Unbeaten and barely challenged throughout conference play, Baylor is the big favorite and Iowa State and Texas will make the NCAA field. For the Big 12 to get a fourth or fifth team in, the aforementioned mid-major quintet must win out, and two among the Wildcats, Horned Frogs and Mountaineers will have to reach the Big 12 tournament semifinals. The middle rounds at Chesapeake Energy Arena will be games to watch.
Can anyone make a move in the SEC?
The same can be said for the SEC, but the implications run deeper in Greenville, South Carolina.

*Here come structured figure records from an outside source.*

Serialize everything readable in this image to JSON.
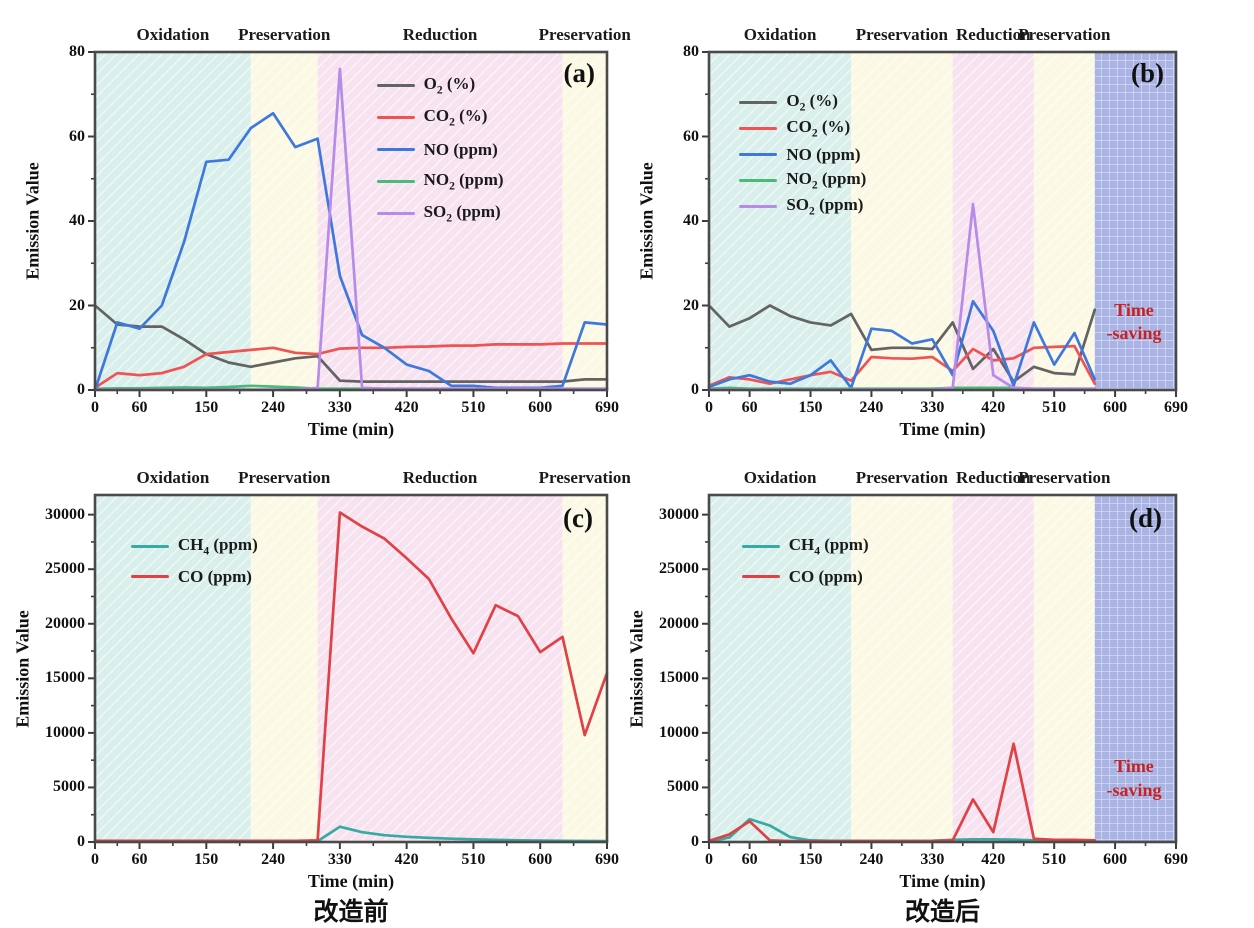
{
  "figure": {
    "captions": {
      "before": "改造前",
      "after": "改造后"
    },
    "colors": {
      "bands": {
        "cyan": "#d8efec",
        "yellow": "#fbf9e3",
        "pink": "#f7e2f0",
        "blue": "#a9b3e4"
      },
      "annotation_red": "#c62222",
      "axis": "#3c3c3c"
    }
  },
  "chart_data": [
    {
      "id": "a",
      "panel_label": "(a)",
      "type": "line",
      "xlabel": "Time (min)",
      "ylabel": "Emission Value",
      "xlim": [
        0,
        690
      ],
      "ylim": [
        0,
        80
      ],
      "xticks": [
        0,
        60,
        150,
        240,
        330,
        420,
        510,
        600,
        690
      ],
      "yticks": [
        0,
        20,
        40,
        60,
        80
      ],
      "bands": [
        {
          "label": "Oxidation",
          "from": 0,
          "to": 210,
          "color": "cyan"
        },
        {
          "label": "Preservation",
          "from": 210,
          "to": 300,
          "color": "yellow"
        },
        {
          "label": "Reduction",
          "from": 300,
          "to": 630,
          "color": "pink"
        },
        {
          "label": "Preservation",
          "from": 630,
          "to": 690,
          "color": "yellow"
        }
      ],
      "x": [
        0,
        30,
        60,
        90,
        120,
        150,
        180,
        210,
        240,
        270,
        300,
        330,
        360,
        390,
        420,
        450,
        480,
        510,
        540,
        570,
        600,
        630,
        660,
        690
      ],
      "series": [
        {
          "name": "O2 (%)",
          "color": "#636363",
          "values": [
            20,
            15.5,
            15,
            15,
            12,
            8.5,
            6.5,
            5.5,
            6.5,
            7.5,
            8,
            2.2,
            2,
            2,
            2,
            2,
            2,
            2,
            2,
            2,
            2,
            2,
            2.5,
            2.5
          ]
        },
        {
          "name": "CO2 (%)",
          "color": "#ef5352",
          "values": [
            0.5,
            4,
            3.5,
            4,
            5.5,
            8.5,
            9,
            9.5,
            10,
            8.8,
            8.5,
            9.8,
            10,
            10,
            10.2,
            10.3,
            10.5,
            10.5,
            10.8,
            10.8,
            10.8,
            11,
            11,
            11
          ]
        },
        {
          "name": "NO (ppm)",
          "color": "#3f78dd",
          "values": [
            0,
            16,
            14.5,
            20,
            35,
            54,
            54.5,
            62,
            65.5,
            57.5,
            59.5,
            27,
            13,
            10,
            6,
            4.5,
            1,
            1,
            0.5,
            0.5,
            0.5,
            1,
            16,
            15.5
          ]
        },
        {
          "name": "NO2 (ppm)",
          "color": "#4cb87c",
          "values": [
            0.3,
            0.4,
            0.4,
            0.5,
            0.6,
            0.5,
            0.7,
            1,
            0.8,
            0.6,
            0.3,
            0.3,
            0.3,
            0.3,
            0.3,
            0.3,
            0.3,
            0.3,
            0.3,
            0.3,
            0.3,
            0.3,
            0.3,
            0.3
          ]
        },
        {
          "name": "SO2 (ppm)",
          "color": "#b78be8",
          "values": [
            0.1,
            0.1,
            0.1,
            0.1,
            0.1,
            0.1,
            0.1,
            0.1,
            0.1,
            0.1,
            0.5,
            76,
            0.5,
            0.3,
            0.3,
            0.3,
            0.3,
            0.3,
            0.3,
            0.3,
            0.3,
            0.3,
            0.3,
            0.3
          ]
        }
      ],
      "annotation": null,
      "caption": null
    },
    {
      "id": "b",
      "panel_label": "(b)",
      "type": "line",
      "xlabel": "Time (min)",
      "ylabel": "Emission Value",
      "xlim": [
        0,
        690
      ],
      "ylim": [
        0,
        80
      ],
      "xticks": [
        0,
        60,
        150,
        240,
        330,
        420,
        510,
        600,
        690
      ],
      "yticks": [
        0,
        20,
        40,
        60,
        80
      ],
      "bands": [
        {
          "label": "Oxidation",
          "from": 0,
          "to": 210,
          "color": "cyan"
        },
        {
          "label": "Preservation",
          "from": 210,
          "to": 360,
          "color": "yellow"
        },
        {
          "label": "Reduction",
          "from": 360,
          "to": 480,
          "color": "pink"
        },
        {
          "label": "Preservation",
          "from": 480,
          "to": 570,
          "color": "yellow"
        },
        {
          "label": "",
          "from": 570,
          "to": 690,
          "color": "blue"
        }
      ],
      "x": [
        0,
        30,
        60,
        90,
        120,
        150,
        180,
        210,
        240,
        270,
        300,
        330,
        360,
        390,
        420,
        450,
        480,
        510,
        540,
        570
      ],
      "series": [
        {
          "name": "O2 (%)",
          "color": "#636363",
          "values": [
            20,
            15,
            17,
            20,
            17.5,
            16,
            15.3,
            18,
            9.5,
            10,
            10,
            9.7,
            16,
            5,
            9.7,
            2,
            5.5,
            4,
            3.7,
            19
          ]
        },
        {
          "name": "CO2 (%)",
          "color": "#ef5352",
          "values": [
            1,
            3,
            2.5,
            1.5,
            2.5,
            3.5,
            4.3,
            2.2,
            7.8,
            7.5,
            7.4,
            7.8,
            4.5,
            9.7,
            7,
            7.5,
            10,
            10.2,
            10.4,
            1.5
          ]
        },
        {
          "name": "NO (ppm)",
          "color": "#3f78dd",
          "values": [
            0.7,
            2.5,
            3.5,
            2,
            1.5,
            3.5,
            7,
            0.5,
            14.5,
            14,
            11,
            12,
            3.5,
            21,
            14,
            1,
            16,
            6,
            13.5,
            2.5
          ]
        },
        {
          "name": "NO2 (ppm)",
          "color": "#4cb87c",
          "values": [
            0.3,
            0.5,
            0.3,
            0.3,
            0.3,
            0.3,
            0.3,
            0.3,
            0.3,
            0.3,
            0.3,
            0.3,
            0.5,
            0.5,
            0.5,
            0.5,
            0.3,
            0.3,
            0.3,
            0.3
          ]
        },
        {
          "name": "SO2 (ppm)",
          "color": "#b78be8",
          "values": [
            0.1,
            0.1,
            0.1,
            0.1,
            0.1,
            0.1,
            0.1,
            0.1,
            0.1,
            0.1,
            0.1,
            0.1,
            0.5,
            44,
            3.5,
            0.5,
            0.3,
            0.3,
            0.3,
            0.3
          ]
        }
      ],
      "annotation": {
        "line1": "Time",
        "line2": "-saving"
      },
      "caption": null
    },
    {
      "id": "c",
      "panel_label": "(c)",
      "type": "line",
      "xlabel": "Time (min)",
      "ylabel": "Emission Value",
      "xlim": [
        0,
        690
      ],
      "ylim": [
        0,
        31800
      ],
      "xticks": [
        0,
        60,
        150,
        240,
        330,
        420,
        510,
        600,
        690
      ],
      "yticks": [
        0,
        5000,
        10000,
        15000,
        20000,
        25000,
        30000
      ],
      "bands": [
        {
          "label": "Oxidation",
          "from": 0,
          "to": 210,
          "color": "cyan"
        },
        {
          "label": "Preservation",
          "from": 210,
          "to": 300,
          "color": "yellow"
        },
        {
          "label": "Reduction",
          "from": 300,
          "to": 630,
          "color": "pink"
        },
        {
          "label": "Preservation",
          "from": 630,
          "to": 690,
          "color": "yellow"
        }
      ],
      "x": [
        0,
        30,
        60,
        90,
        120,
        150,
        180,
        210,
        240,
        270,
        300,
        330,
        360,
        390,
        420,
        450,
        480,
        510,
        540,
        570,
        600,
        630,
        660,
        690
      ],
      "series": [
        {
          "name": "CH4 (ppm)",
          "color": "#38aaa4",
          "values": [
            50,
            50,
            50,
            50,
            50,
            50,
            50,
            50,
            50,
            50,
            80,
            1400,
            900,
            620,
            480,
            380,
            300,
            250,
            200,
            160,
            130,
            110,
            90,
            80
          ]
        },
        {
          "name": "CO (ppm)",
          "color": "#e04146",
          "values": [
            100,
            100,
            100,
            100,
            100,
            100,
            100,
            100,
            100,
            100,
            150,
            30200,
            28900,
            27800,
            26000,
            24100,
            20500,
            17300,
            21700,
            20700,
            17400,
            18800,
            9800,
            15500
          ]
        }
      ],
      "annotation": null,
      "caption": "改造前"
    },
    {
      "id": "d",
      "panel_label": "(d)",
      "type": "line",
      "xlabel": "Time (min)",
      "ylabel": "Emission Value",
      "xlim": [
        0,
        690
      ],
      "ylim": [
        0,
        31800
      ],
      "xticks": [
        0,
        60,
        150,
        240,
        330,
        420,
        510,
        600,
        690
      ],
      "yticks": [
        0,
        5000,
        10000,
        15000,
        20000,
        25000,
        30000
      ],
      "bands": [
        {
          "label": "Oxidation",
          "from": 0,
          "to": 210,
          "color": "cyan"
        },
        {
          "label": "Preservation",
          "from": 210,
          "to": 360,
          "color": "yellow"
        },
        {
          "label": "Reduction",
          "from": 360,
          "to": 480,
          "color": "pink"
        },
        {
          "label": "Preservation",
          "from": 480,
          "to": 570,
          "color": "yellow"
        },
        {
          "label": "",
          "from": 570,
          "to": 690,
          "color": "blue"
        }
      ],
      "x": [
        0,
        30,
        60,
        90,
        120,
        150,
        180,
        210,
        240,
        270,
        300,
        330,
        360,
        390,
        420,
        450,
        480,
        510,
        540,
        570
      ],
      "series": [
        {
          "name": "CH4 (ppm)",
          "color": "#38aaa4",
          "values": [
            50,
            400,
            2100,
            1500,
            450,
            150,
            100,
            100,
            100,
            100,
            100,
            120,
            200,
            250,
            250,
            220,
            150,
            100,
            100,
            100
          ]
        },
        {
          "name": "CO (ppm)",
          "color": "#e04146",
          "values": [
            100,
            700,
            1900,
            150,
            80,
            80,
            80,
            80,
            80,
            80,
            80,
            80,
            150,
            3900,
            900,
            9000,
            300,
            200,
            200,
            150
          ]
        }
      ],
      "annotation": {
        "line1": "Time",
        "line2": "-saving"
      },
      "caption": "改造后"
    }
  ]
}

Let’s start with bubble teams Auburn, LSU and Tennessee. The Lady Vols’ ability to keep their streak of 37 straight NCAA tournament appearances going likely rides on Thursday’s second-round game against the Tigers. That is the most impactful early-round game in any tournament. The loser of that matchup is out for good.
Much of the deciding factors for the top 16 — those teams hosting first- and second-round NCAA tournament games — also will be determined by the SEC. Texas A&M, the committee’s No. 16 team overall, can’t afford a stumble. A potential quarterfinal loss to Auburn would be good for the league — it would help the Tigers get into the NCAA tournament — but bad for the Aggies, who would immediately fall out of the top 16.
Kentucky and Missouri are also in the hunt. The Wildcats and Tigers could meet in the quarterfinals; the loser has no chance to finish among the top 16.
And could either challenge Mississippi State in a potential semifinal clash? Missouri beat the Bulldogs 75-67 in mid-February. A repeat upset would give Sophie Cunningham at least one more game in her hometown of Columbia, Missouri.